Toddlers aged 2-3 years (M=2.66yrs, SD=0.22yrs) from economically diverse families participated with one parent (N=189). Families were mailed materials and children completed number and spatial assessments during a video call with researchers (Figure 1). Number tasks involved asking toddlers to count out loud, with scores as the highest number to which they correctly counted. We also asked toddlers to create sets of different sizes (“Can you give the puppet three?”; [21]). Scores were the highest number at which toddlers successfully created the set twice. Finally, we presented two images of identical objects in different quantities and asked toddlers to point to one (“Which has four?”; [22]), with scores as the percentage correct. Scores from the three numeracy tasks were standardized and averaged to create a composite. We assessed spatial skills by presenting toddlers with images of a tiger and cups and asking them to point to the tiger in a specific spatial relationship to the cups (e.g., “Where is Tiger between the cups?”; [23]). Scores were the percentage correct. Additionally, parents reported home learning activities (number and spatial activity frequency). We measured parents’ math beliefs via importance of benchmarks (i.e., importance for children to achieve math benchmarks such as “Counting to 10” prior to kindergarten; [24]) and math growth mindset (how much they agree that “Almost any child can excel in math if they try hard enough”). Parents’ math attitudes (assessing math anxiety via agreement with statements such as “Mathematics makes me uncomfortable and nervous”; [25]) and experiences with math (previously completed math coursework) were also measured.
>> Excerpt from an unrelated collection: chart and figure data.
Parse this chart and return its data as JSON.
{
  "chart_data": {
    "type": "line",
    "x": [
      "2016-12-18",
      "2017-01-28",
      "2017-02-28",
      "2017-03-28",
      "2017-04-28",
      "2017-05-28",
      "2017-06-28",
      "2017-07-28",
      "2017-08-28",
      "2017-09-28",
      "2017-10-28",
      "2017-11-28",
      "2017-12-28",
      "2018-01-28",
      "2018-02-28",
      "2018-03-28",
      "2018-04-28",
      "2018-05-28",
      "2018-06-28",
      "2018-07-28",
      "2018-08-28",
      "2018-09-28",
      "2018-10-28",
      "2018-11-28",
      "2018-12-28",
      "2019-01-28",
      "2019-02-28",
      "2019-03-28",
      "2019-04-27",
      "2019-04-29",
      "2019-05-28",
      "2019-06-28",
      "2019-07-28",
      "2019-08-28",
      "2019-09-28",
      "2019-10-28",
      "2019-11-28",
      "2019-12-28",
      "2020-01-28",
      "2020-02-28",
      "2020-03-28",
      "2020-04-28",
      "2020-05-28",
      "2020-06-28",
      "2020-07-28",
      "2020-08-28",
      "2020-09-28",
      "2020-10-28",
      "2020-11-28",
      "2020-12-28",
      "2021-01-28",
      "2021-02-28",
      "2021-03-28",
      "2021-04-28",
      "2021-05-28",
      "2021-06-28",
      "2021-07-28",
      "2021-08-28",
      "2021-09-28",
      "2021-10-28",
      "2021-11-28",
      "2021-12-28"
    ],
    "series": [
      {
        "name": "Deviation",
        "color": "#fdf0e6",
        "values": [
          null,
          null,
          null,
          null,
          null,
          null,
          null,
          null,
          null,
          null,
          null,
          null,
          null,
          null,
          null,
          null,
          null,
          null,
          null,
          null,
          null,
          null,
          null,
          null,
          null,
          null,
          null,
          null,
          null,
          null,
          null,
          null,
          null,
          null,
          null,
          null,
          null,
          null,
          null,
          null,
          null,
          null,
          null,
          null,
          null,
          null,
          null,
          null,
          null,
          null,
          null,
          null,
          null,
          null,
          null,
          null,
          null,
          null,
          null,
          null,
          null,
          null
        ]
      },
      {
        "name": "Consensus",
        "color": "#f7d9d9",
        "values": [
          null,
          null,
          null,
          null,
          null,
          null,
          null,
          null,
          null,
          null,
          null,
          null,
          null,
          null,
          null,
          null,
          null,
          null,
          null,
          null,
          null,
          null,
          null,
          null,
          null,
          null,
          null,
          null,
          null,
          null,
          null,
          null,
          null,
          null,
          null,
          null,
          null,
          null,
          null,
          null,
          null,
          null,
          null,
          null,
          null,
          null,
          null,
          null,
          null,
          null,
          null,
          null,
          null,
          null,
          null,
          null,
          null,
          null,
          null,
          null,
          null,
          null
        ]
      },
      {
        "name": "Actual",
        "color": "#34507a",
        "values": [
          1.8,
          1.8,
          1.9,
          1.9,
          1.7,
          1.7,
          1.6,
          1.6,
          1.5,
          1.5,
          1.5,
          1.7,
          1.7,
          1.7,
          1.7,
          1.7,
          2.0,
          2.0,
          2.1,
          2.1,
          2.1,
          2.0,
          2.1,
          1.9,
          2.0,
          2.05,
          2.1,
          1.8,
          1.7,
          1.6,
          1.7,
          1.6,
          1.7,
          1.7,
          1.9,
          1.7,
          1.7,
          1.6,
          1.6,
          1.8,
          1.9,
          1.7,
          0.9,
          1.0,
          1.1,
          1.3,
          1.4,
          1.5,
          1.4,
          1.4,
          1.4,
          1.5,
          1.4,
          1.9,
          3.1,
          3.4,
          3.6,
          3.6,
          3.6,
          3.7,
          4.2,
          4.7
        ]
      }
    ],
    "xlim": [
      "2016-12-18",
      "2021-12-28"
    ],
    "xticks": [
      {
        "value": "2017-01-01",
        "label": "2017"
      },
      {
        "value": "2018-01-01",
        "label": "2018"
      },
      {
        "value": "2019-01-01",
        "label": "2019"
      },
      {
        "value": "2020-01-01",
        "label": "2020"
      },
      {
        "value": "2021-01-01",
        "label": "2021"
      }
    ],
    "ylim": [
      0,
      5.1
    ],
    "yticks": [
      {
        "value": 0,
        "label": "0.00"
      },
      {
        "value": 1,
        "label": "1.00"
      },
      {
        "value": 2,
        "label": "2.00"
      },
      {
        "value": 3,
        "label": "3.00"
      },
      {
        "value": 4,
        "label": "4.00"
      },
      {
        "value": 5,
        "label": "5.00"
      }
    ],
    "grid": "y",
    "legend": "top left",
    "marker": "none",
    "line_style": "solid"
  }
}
We tested whether parents’ math beliefs (importance of benchmarks and math growth mindset), attitudes (math anxiety), and experiences (previous coursework) predicted children’s math skills via home learning activities. All parent factors predicted home number activities (Table 6). Parents who placed more importance on reaching math benchmarks, with greater math growth mindset, with more math anxiety, and who had taken more math classes engaged in more frequent number activities. Furthermore, parents’ number activities predicted toddlers’ number skills. Parents’ math beliefs, attitudes, and experiences all had positive indirect effects on toddlers’ number skills, that operated through parent factors’ associations with number activities (Table 7). However, no parent factors predicted spatial activity frequency, and spatial activities did not predict toddlers’ spatial skills. Altogether, results suggest that even at very young ages, parent factors shape the home environment and toddlers’ numeracy skills, but we were unable to detect associations for spatial skills.